6-7 Kasım gecesi ABD ordusu Karayipler'deki uluslararası sularda bir tekneye füze fırlattı. Teknede bulunan üç kişi de öldürüldü. Bu, ABD'nin Latin Amerika'dan uyuşturucu kaçakçılığına karşı yürüttüğü kampanyanın son operasyonuydu.
ABD yetkilileri, perşembe günü Karayip Denizi’nde uyuşturucu kaçakçılığı şüphesi üzerine bir gemiye yönelik ölümcül saldırı düzenlendiğini açıkladı.
Savunma Bakanı Pete Hegseth, sosyal medyada paylaştığı 20 saniyelik bir saldırı videosuyla, saldırıda gemide bulunan üç kişinin öldüğünü duyurdu.
Hegseth, “Daha önce de söylediğimiz gibi, narko-teröristlere yönelik gemi saldırıları, Amerikan halkını zehirlemeleri sona erene kadar devam edecek,” dedi.

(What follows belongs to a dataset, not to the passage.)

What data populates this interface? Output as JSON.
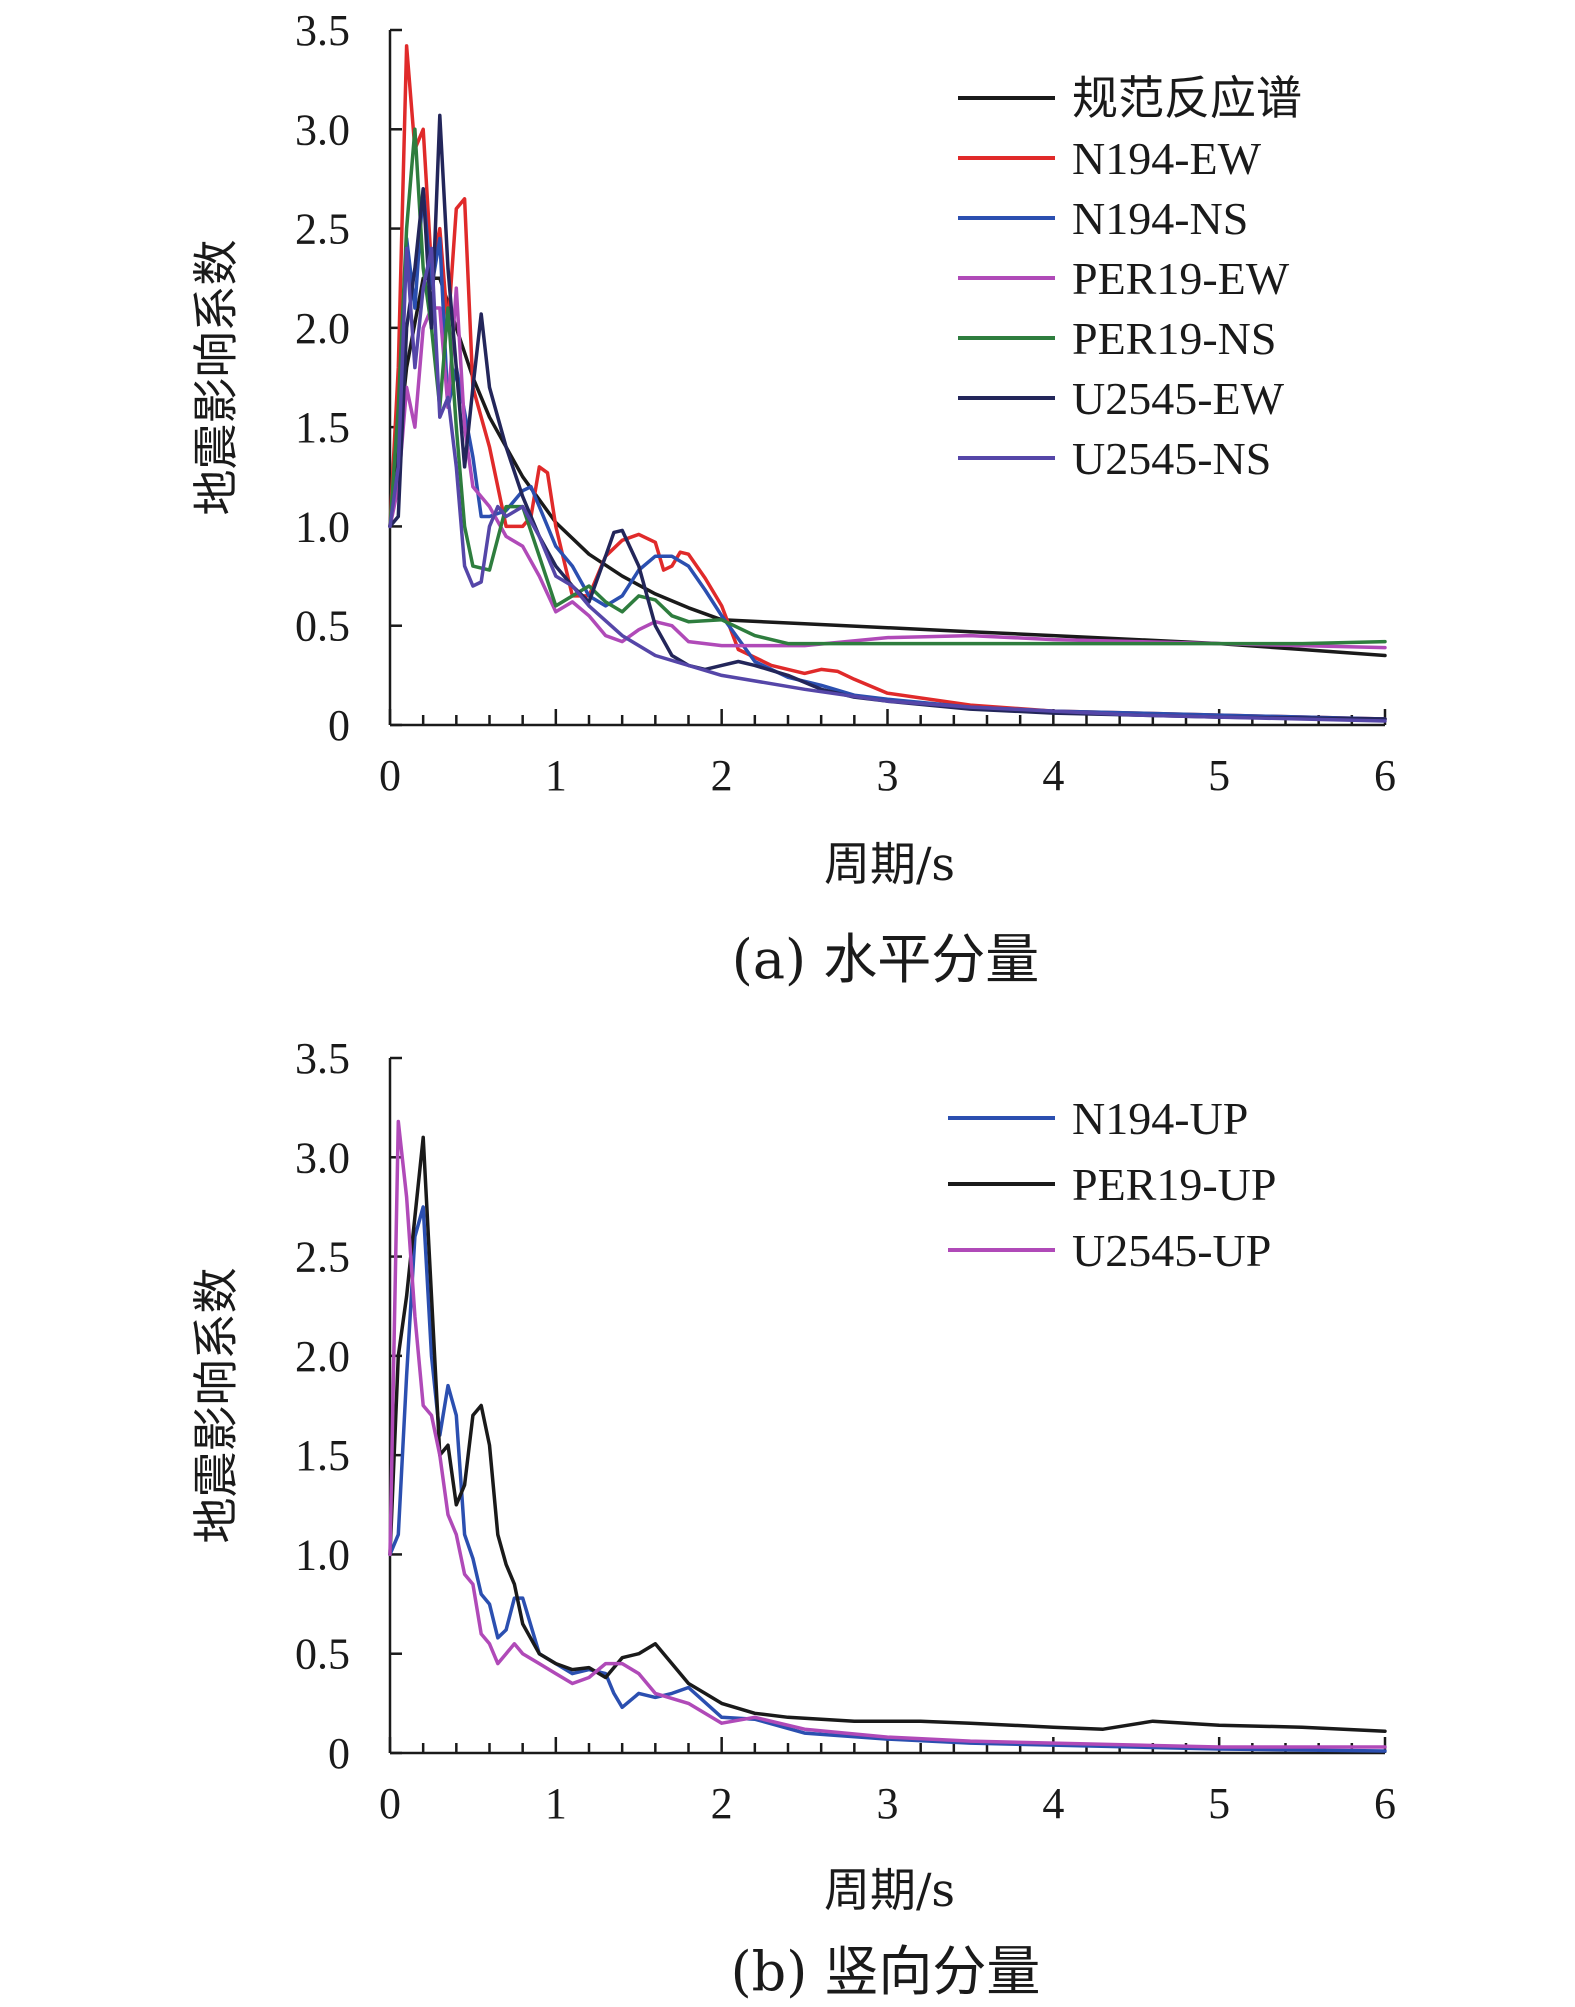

Ayrıca geminin “terör örgütü olarak tanımlanmış bir yapı tarafından işletildiğini” iddia eden Hegseth, “Uyuşturucu trafiğini sürdürmeye devam ederseniz, sizi öldüreceğiz,” diye ekledi.
ABD Başkanı Donald Trump, Washington’un “uyuşturucu kartelleriyle silahlı çatışma halinde” olduğunu ve bu grupların işlettiği teknelerin yabancı terör örgütlerine ait olduğunu öne sürerek saldırıları savundu.
Ancak yönetim, bu iddialara ilişkin herhangi bir kanıt veya ek ayrıntı sunmadı.
Savunma Bakanı Pete Hegseth ve ABD Dışişleri Bakanı Marco Rubio, Çarşamba günü Kongre liderlerinden oluşan küçük bir gruba genişleyen askeri operasyon hakkında bilgi verdi.
Bu toplantı, saldırıların arkasındaki hukuki gerekçelere ve stratejiye dair üst düzey ilk açıklamalardan biri olarak değerlendirildi.
Cumhuriyetçi üyeler toplantı sonrası ya sessiz kaldı ya da kampanyaya güvenlerini dile getirdi. Demokratlar ise, saldırı prosedürleri ve bu eylemlerin yasal dayanaklarına dair daha fazla bilgi talep etti.
Eleştirmenler, uluslararası ve ABD hukukunu ihlal ettiği gerekçesiyle, açık denizlerde iddia edilen uyuşturucu kaçakçılarının öldürülmesini sorguluyor.
Venezuela ve Kolombiya, söz konusu saldırıları yargısız infaz olarak niteleyerek kınadı. Trump yönetimi ise bu suçlamaları reddetti.
Washington son dönemde, Venezuela Devlet Başkanı Nicolas Maduro yönetimine yönelik söylemini sertleştirdi.
Bu durum, ABD’nin ülke topraklarında olası bir askeri müdahalede bulunabileceği yönünde endişeleri artırdı. Trump ise böyle bir niyetleri olmadığını savunuyor.